前日、ロンドンを12年夏季五輪の開催地に選んだばかりの国際オリンピック委員会(IOC)の委員たちは7日、ロンドンで起きた同時テロの報を聞いた。岡野俊一郎委員は「事件が投票前だったら五輪開催地の決定はどうなっていただろうか」と話した。
IOCのロゲ会長はブレア英首相とリビングストン・ロンドン市長に哀悼のメッセージを送った。広報担当者は「IOCはロンドンの安全対策を完全に信頼している」と発表。五輪とは関係がないとしている。
英国のIOC委員は会議が終わると足早に隣接するホテルへ向かった。記者に状況を聞く委員もいた。ヘーシンク委員(オランダ)は「ひどい事態だ。しかしロンドンの責任ではない」。トレーガー委員(独)も「どこの都市にも起こりうること。12年五輪には影響しない」と話した。
◆五輪の安全、課題に
「英国にとって黄金の1日」。英国では7日、朝刊各紙に48年以来の五輪開催を祝う見出しが躍った。だが、その喜びは爆破テロによってかき消されてしまった。
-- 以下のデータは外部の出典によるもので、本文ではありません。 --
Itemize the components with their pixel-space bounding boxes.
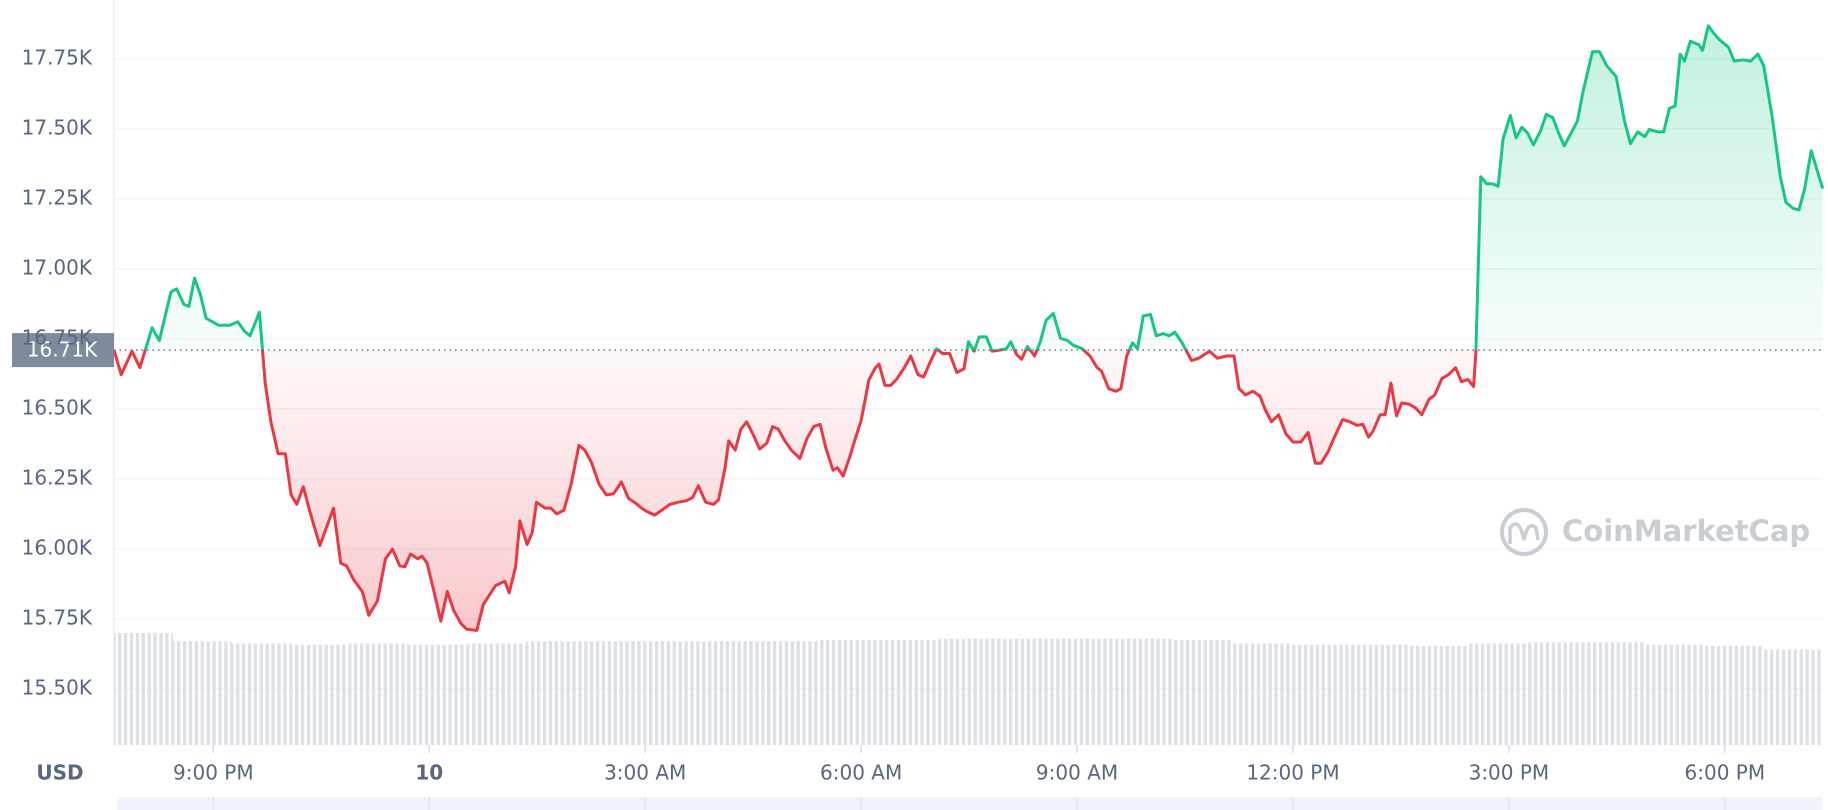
volume-bar [1527,642,1587,745]
volume-bar [349,643,409,745]
x-tick-label: 9:00 PM [173,761,254,785]
y-tick-label: 16.25K [22,465,93,489]
y-tick-label: 16.75K [22,325,93,349]
watermark-text: CoinMarketCap [1562,514,1810,548]
y-tick-label: 17.00K [22,255,93,279]
volume-bar [408,644,468,745]
volume-bar [1174,639,1234,745]
volume-layer [114,632,1822,745]
volume-bar [1350,644,1410,745]
x-tick-label: 10 [415,761,443,785]
volume-bar [938,638,998,745]
line-layer [112,24,1825,632]
volume-bar [1468,643,1528,745]
y-tick-label: 15.75K [22,605,93,629]
volume-bar [820,639,880,745]
watermark-logo [1500,508,1548,556]
volume-bar [114,632,173,745]
volume-bar [1233,643,1292,745]
ref-layer: 16.71K [12,333,1822,368]
y-tick-label: 16.00K [22,535,93,559]
volume-bar [1115,638,1175,745]
volume-bar [1586,642,1646,745]
y-tick-label: 17.25K [22,185,93,209]
price-area [114,25,1823,631]
y-tick-label: 15.50K [22,675,93,699]
volume-bar [1704,645,1764,745]
volume-bar [467,643,527,745]
volume-bar [879,639,939,745]
volume-bar [231,643,291,745]
volume-bar [761,641,821,745]
reference-label: 16.71K [27,338,98,362]
x-tick-label: 3:00 AM [604,761,686,785]
reference-label-box [12,333,114,368]
volume-bar [1763,649,1822,745]
watermark-logo-mark [1508,522,1540,544]
volume-bar [585,641,645,745]
navigator-strip [117,797,1822,810]
x-tick-label: 9:00 AM [1036,761,1118,785]
labels-layer: 15.50K 15.75K 16.00K 16.25K 16.50K 16.75K 17.0… [22,45,1766,784]
x-tick-label: 6:00 AM [820,761,902,785]
volume-bar [1291,644,1351,745]
y-tick-label: 16.50K [22,395,93,419]
area-layer [114,25,1823,631]
volume-bar [1409,645,1469,745]
y-tick-label: 17.75K [22,45,93,69]
y-unit: USD [36,761,83,785]
volume-bar [1056,638,1116,745]
price-line [112,24,1825,632]
x-tick-label: 12:00 PM [1246,761,1339,785]
volume-bar [526,641,586,745]
volume-bar [172,641,232,745]
volume-bar [997,638,1057,745]
x-tick-label: 3:00 PM [1469,761,1550,785]
watermark: CoinMarketCap [1500,508,1810,556]
volume-bar [702,641,762,745]
volume-bar [1645,644,1705,745]
volume-bar [290,644,350,745]
y-tick-label: 17.50K [22,115,93,139]
x-tick-label: 6:00 PM [1685,761,1766,785]
volume-bar [644,641,703,745]
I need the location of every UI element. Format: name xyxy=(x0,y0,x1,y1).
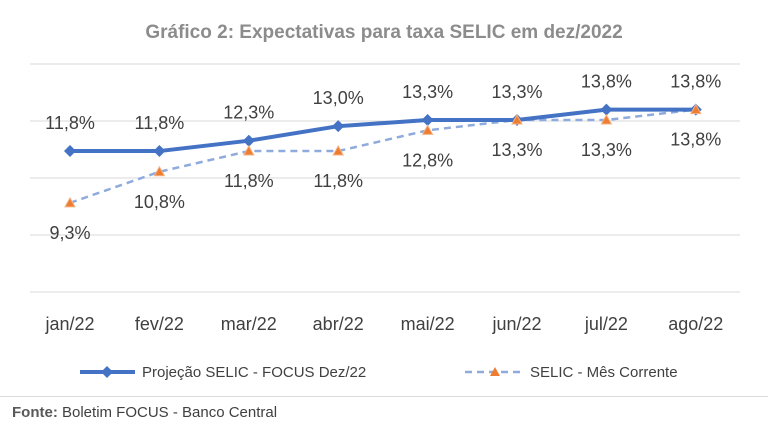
data-label-projecao-focus: 13,0% xyxy=(313,88,364,108)
data-point-projecao-focus xyxy=(153,145,166,158)
x-tick-label: jul/22 xyxy=(584,314,628,334)
data-point-selic-mes-corrente xyxy=(242,145,255,156)
data-point-selic-mes-corrente xyxy=(511,113,523,125)
legend: Projeção SELIC - FOCUS Dez/22 SELIC - Mês… xyxy=(80,364,678,381)
series-layer xyxy=(64,103,702,208)
data-label-selic-mes-corrente: 12,8% xyxy=(402,150,453,170)
data-point-projecao-focus xyxy=(64,145,76,158)
source-note: Fonte: Boletim FOCUS - Banco Central xyxy=(12,404,277,421)
legend-label-selic-mes-corrente: SELIC - Mês Corrente xyxy=(530,364,678,381)
data-label-projecao-focus: 13,8% xyxy=(581,72,632,92)
data-point-projecao-focus xyxy=(600,103,613,116)
label-layer: 11,8% 11,8% 12,3% 13,0% 13,3% 13,3% 13,8% 13,8%… xyxy=(45,72,721,243)
data-point-projecao-focus xyxy=(242,134,255,147)
legend-marker-projecao-focus xyxy=(101,366,113,378)
chart-frame: Gráfico 2: Expectativas para taxa SELIC … xyxy=(0,22,768,397)
series-line-selic-mes-corrente xyxy=(69,108,696,205)
data-label-selic-mes-corrente: 10,8% xyxy=(134,192,185,212)
series-line-projecao-focus xyxy=(70,107,696,154)
legend-marker-selic-mes-corrente xyxy=(490,367,500,376)
data-label-selic-mes-corrente: 13,3% xyxy=(491,140,542,160)
line-chart: Gráfico 2: Expectativas para taxa SELIC … xyxy=(30,22,740,381)
x-axis: jan/22 fev/22 mar/22 abr/22 mai/22 jun/22 jul/… xyxy=(44,314,723,334)
x-tick-label: mar/22 xyxy=(221,314,277,334)
data-label-projecao-focus: 13,3% xyxy=(491,82,542,102)
x-tick-label: abr/22 xyxy=(313,314,364,334)
source-text: Boletim FOCUS - Banco Central xyxy=(62,404,278,421)
data-label-selic-mes-corrente: 11,8% xyxy=(313,171,363,191)
data-point-selic-mes-corrente xyxy=(600,113,613,125)
data-point-selic-mes-corrente xyxy=(689,103,702,115)
data-point-selic-mes-corrente xyxy=(64,196,76,208)
data-point-selic-mes-corrente xyxy=(421,124,434,135)
data-label-projecao-focus: 13,3% xyxy=(402,82,453,102)
data-label-projecao-focus: 11,8% xyxy=(45,113,95,133)
data-label-projecao-focus: 13,8% xyxy=(670,72,721,92)
data-label-selic-mes-corrente: 13,3% xyxy=(581,140,632,160)
grid-layer xyxy=(30,63,740,293)
x-tick-label: jan/22 xyxy=(44,314,94,334)
data-point-projecao-focus xyxy=(421,113,434,126)
data-label-projecao-focus: 12,3% xyxy=(223,103,274,123)
x-tick-label: ago/22 xyxy=(668,314,723,334)
source-label: Fonte: xyxy=(12,404,58,421)
data-point-selic-mes-corrente xyxy=(332,145,345,156)
data-point-selic-mes-corrente xyxy=(153,165,166,177)
data-label-selic-mes-corrente: 9,3% xyxy=(49,223,90,243)
x-tick-label: mai/22 xyxy=(401,314,455,334)
data-label-projecao-focus: 11,8% xyxy=(135,113,185,133)
x-tick-label: jun/22 xyxy=(491,314,541,334)
x-tick-label: fev/22 xyxy=(135,314,184,334)
data-point-projecao-focus xyxy=(332,120,345,133)
chart-title: Gráfico 2: Expectativas para taxa SELIC … xyxy=(145,22,622,43)
legend-label-projecao-focus: Projeção SELIC - FOCUS Dez/22 xyxy=(142,364,366,381)
data-label-selic-mes-corrente: 11,8% xyxy=(224,171,274,191)
data-label-selic-mes-corrente: 13,8% xyxy=(670,130,721,150)
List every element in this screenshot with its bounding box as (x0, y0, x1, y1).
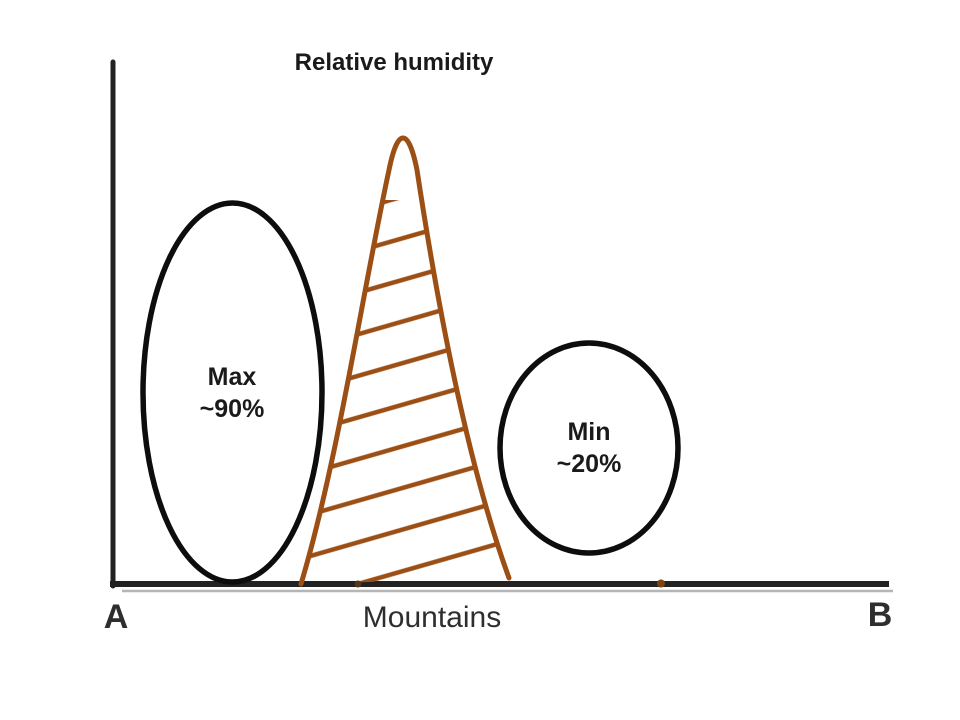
axis-end-label: B (868, 596, 893, 634)
max-humidity-label: Max (208, 363, 257, 391)
axis-dot-right (657, 579, 665, 588)
max-humidity-value: ~90% (200, 395, 265, 423)
min-humidity-value: ~20% (557, 450, 622, 478)
mountain-curve (298, 135, 512, 587)
max-humidity-ellipse (140, 200, 325, 585)
x-axis-title: Mountains (363, 601, 501, 634)
axis-start-label: A (104, 598, 129, 636)
min-humidity-circle (497, 340, 681, 556)
diagram-title: Relative humidity (295, 49, 494, 76)
axis-dot-left (354, 580, 362, 588)
min-humidity-label: Min (567, 418, 610, 446)
mountain-hatching (301, 200, 509, 584)
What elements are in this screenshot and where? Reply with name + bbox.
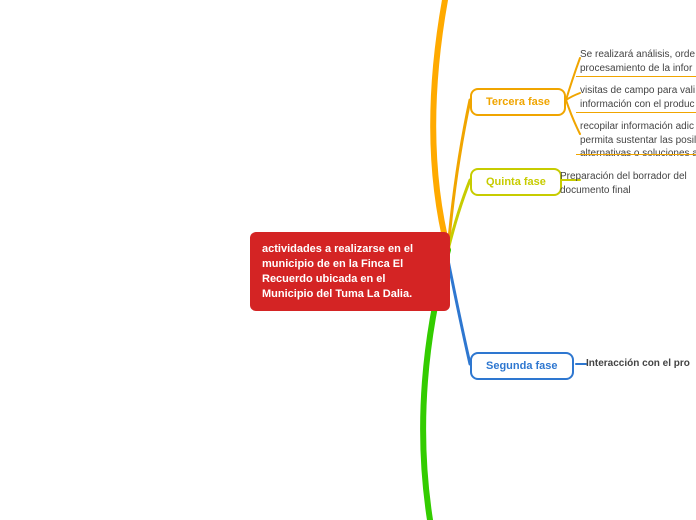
detail-tercera-a: Se realizará análisis, orde procesamient… [580, 48, 696, 75]
phase-tercera[interactable]: Tercera fase [470, 88, 566, 116]
phase-segunda[interactable]: Segunda fase [470, 352, 574, 380]
separator-line [576, 112, 696, 113]
detail-tercera-b: visitas de campo para vali información c… [580, 84, 696, 111]
separator-line [576, 154, 696, 155]
root-node[interactable]: actividades a realizarse en el municipio… [250, 232, 450, 311]
detail-quinta-a: Preparación del borrador del documento f… [560, 170, 696, 197]
separator-line [576, 76, 696, 77]
root-node-text: actividades a realizarse en el municipio… [262, 243, 413, 300]
phase-quinta[interactable]: Quinta fase [470, 168, 562, 196]
detail-segunda-a: Interacción con el pro [586, 357, 696, 371]
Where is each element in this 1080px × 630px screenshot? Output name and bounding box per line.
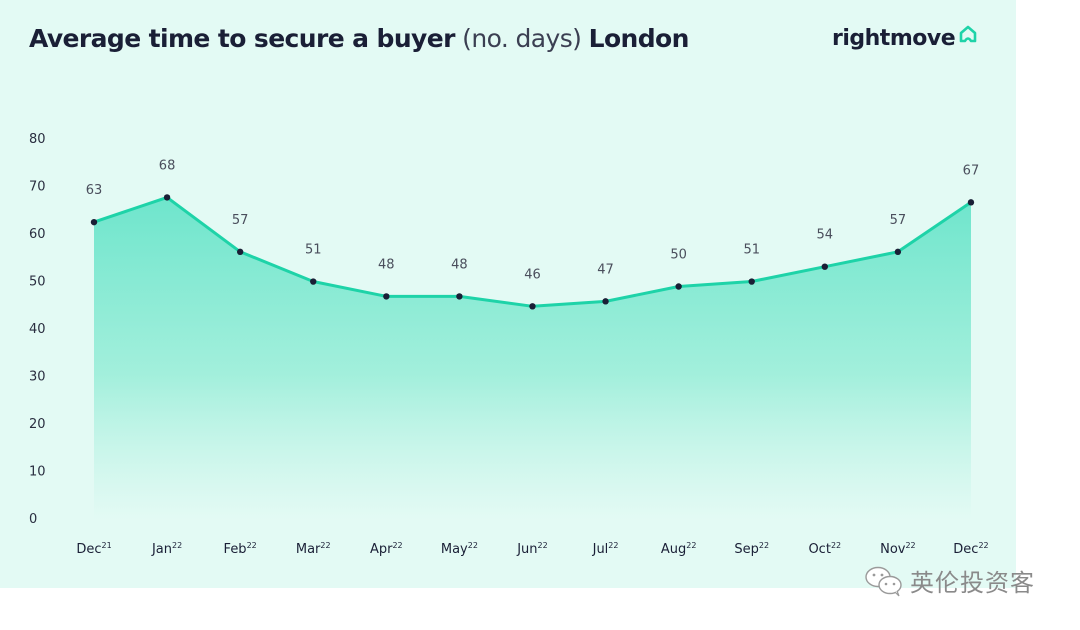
y-axis: 0 10 20 30 40 50 60 70 80 <box>29 132 46 527</box>
x-tick-label: Oct22 <box>808 541 841 557</box>
wechat-icon <box>865 566 902 596</box>
x-tick-label: Sep22 <box>734 541 769 557</box>
data-point <box>456 293 463 300</box>
data-point <box>90 218 98 226</box>
y-tick-label: 60 <box>29 227 46 242</box>
data-point <box>821 263 828 270</box>
watermark: 英伦投资客 <box>864 563 1035 598</box>
y-tick-label: 80 <box>29 132 46 147</box>
data-label: 68 <box>159 158 176 173</box>
data-point <box>748 278 755 285</box>
data-points <box>90 194 975 310</box>
data-label: 47 <box>597 262 614 277</box>
y-tick-label: 50 <box>29 275 46 290</box>
x-tick-label: Jun22 <box>516 541 548 557</box>
watermark-text: 英伦投资客 <box>910 569 1035 597</box>
data-label: 67 <box>963 163 980 178</box>
data-point <box>310 278 317 285</box>
y-tick-label: 40 <box>29 322 46 337</box>
data-label: 54 <box>817 228 834 243</box>
logo-text: rightmove <box>832 26 956 51</box>
area-fill <box>94 197 971 520</box>
x-tick-label: Jul22 <box>592 541 619 557</box>
y-tick-label: 70 <box>29 180 46 195</box>
data-label: 50 <box>670 248 687 263</box>
title-unit: (no. days) <box>462 24 582 53</box>
data-labels: 63 68 57 51 48 48 46 47 50 51 54 57 67 <box>86 158 980 282</box>
data-label: 51 <box>305 243 322 258</box>
data-label: 48 <box>451 257 468 272</box>
area-chart: 0 10 20 30 40 50 60 70 80 63 68 57 51 48 48 46 47 50 51 54… <box>29 132 989 557</box>
data-point <box>383 293 390 300</box>
data-point <box>602 298 609 305</box>
data-point <box>675 283 682 290</box>
data-point <box>163 194 171 201</box>
x-tick-label: Nov22 <box>880 541 916 557</box>
data-point <box>529 303 536 310</box>
y-tick-label: 30 <box>29 370 46 385</box>
title-location: London <box>588 24 690 53</box>
rightmove-logo: rightmove <box>832 25 978 51</box>
x-tick-label: Dec21 <box>76 541 111 557</box>
y-tick-label: 20 <box>29 417 46 432</box>
x-tick-label: May22 <box>441 541 478 557</box>
x-tick-label: Jan22 <box>151 541 182 557</box>
title-main: Average time to secure a buyer <box>29 24 455 53</box>
x-tick-label: Mar22 <box>296 541 331 557</box>
data-label: 57 <box>890 213 907 228</box>
data-label: 48 <box>378 257 395 272</box>
y-tick-label: 10 <box>29 465 46 480</box>
data-point <box>967 199 975 206</box>
x-tick-label: Dec22 <box>953 541 988 557</box>
data-label: 57 <box>232 213 249 228</box>
house-icon <box>959 25 977 43</box>
data-label: 51 <box>743 243 760 258</box>
data-label: 46 <box>524 267 541 282</box>
data-label: 63 <box>86 183 103 198</box>
y-tick-label: 0 <box>29 512 37 527</box>
chart-title: Average time to secure a buyer (no. days… <box>29 24 689 53</box>
x-axis: Dec21 Jan22 Feb22 Mar22 Apr22 May22 Jun22 Jul22… <box>76 541 988 557</box>
x-tick-label: Aug22 <box>661 541 697 557</box>
x-tick-label: Feb22 <box>224 541 257 557</box>
x-tick-label: Apr22 <box>370 541 403 557</box>
data-point <box>236 248 244 256</box>
data-point <box>894 248 902 256</box>
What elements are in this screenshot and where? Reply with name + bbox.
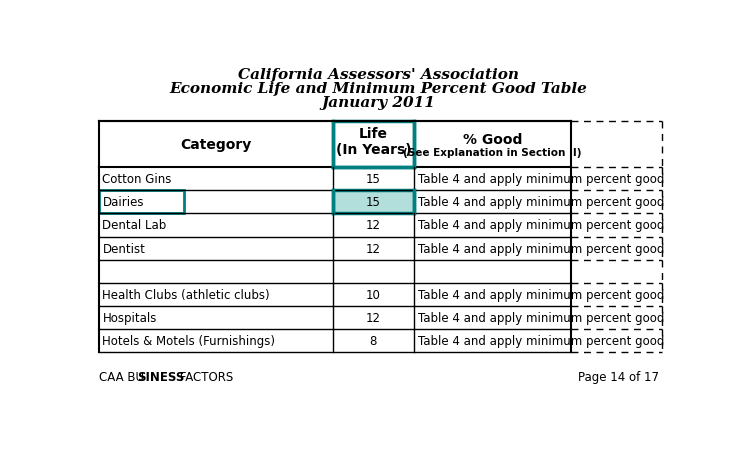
Text: Table 4 and apply minimum percent good: Table 4 and apply minimum percent good	[418, 219, 664, 232]
Text: Life
(In Years): Life (In Years)	[336, 127, 411, 157]
Text: SINESS: SINESS	[137, 370, 185, 383]
Text: 12: 12	[366, 242, 381, 255]
Text: Dental Lab: Dental Lab	[103, 219, 167, 232]
Text: Cotton Gins: Cotton Gins	[103, 173, 172, 186]
Text: % Good: % Good	[463, 133, 522, 147]
Text: 15: 15	[366, 173, 381, 186]
Text: Table 4 and apply minimum percent good: Table 4 and apply minimum percent good	[418, 173, 664, 186]
Text: Page 14 of 17: Page 14 of 17	[578, 370, 659, 383]
Text: 10: 10	[366, 288, 381, 301]
Bar	[333, 191, 414, 214]
Text: 15: 15	[366, 196, 381, 209]
Text: Hotels & Motels (Furnishings): Hotels & Motels (Furnishings)	[103, 334, 276, 347]
Text: 12: 12	[366, 219, 381, 232]
Text: 8: 8	[370, 334, 377, 347]
Text: Hospitals: Hospitals	[103, 311, 157, 324]
Text: (See Explanation in Section II): (See Explanation in Section II)	[403, 147, 582, 157]
Text: Table 4 and apply minimum percent good: Table 4 and apply minimum percent good	[418, 288, 664, 301]
Text: Table 4 and apply minimum percent good: Table 4 and apply minimum percent good	[418, 242, 664, 255]
Text: Table 4 and apply minimum percent good: Table 4 and apply minimum percent good	[418, 196, 664, 209]
Text: January 2011: January 2011	[321, 96, 436, 110]
Text: FACTORS: FACTORS	[176, 370, 234, 383]
Text: Table 4 and apply minimum percent good: Table 4 and apply minimum percent good	[418, 334, 664, 347]
Text: Dairies: Dairies	[103, 196, 144, 209]
Text: Dentist: Dentist	[103, 242, 146, 255]
Text: Economic Life and Minimum Percent Good Table: Economic Life and Minimum Percent Good T…	[170, 82, 588, 96]
Text: Health Clubs (athletic clubs): Health Clubs (athletic clubs)	[103, 288, 270, 301]
Text: Category: Category	[180, 138, 251, 152]
Text: CAA BU: CAA BU	[98, 370, 143, 383]
Text: 12: 12	[366, 311, 381, 324]
Text: California Assessors' Association: California Assessors' Association	[238, 68, 520, 82]
Bar	[98, 191, 184, 214]
Text: Table 4 and apply minimum percent good: Table 4 and apply minimum percent good	[418, 311, 664, 324]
英国のスポーツライター、ジェームズ・ダッカーさんは「昨日まではすべてがバラ色に見えたが、すべてが台無しになった。イラク問題などを考えると、英国が米国の次に狙われる国であることを、国民は忘れていた。油断があった」と話した。
五輪開催決定を狙ったテロという見方はほとんどない。だが、世界最大のスポーツイベントの影響力を考えると、今後、テロリストたちの標的になる可能性はないとは言えない。
ロンドンは7年後の五輪に向け、施設や交通網の整備だけでなく、安全確保という重い課題を背負った。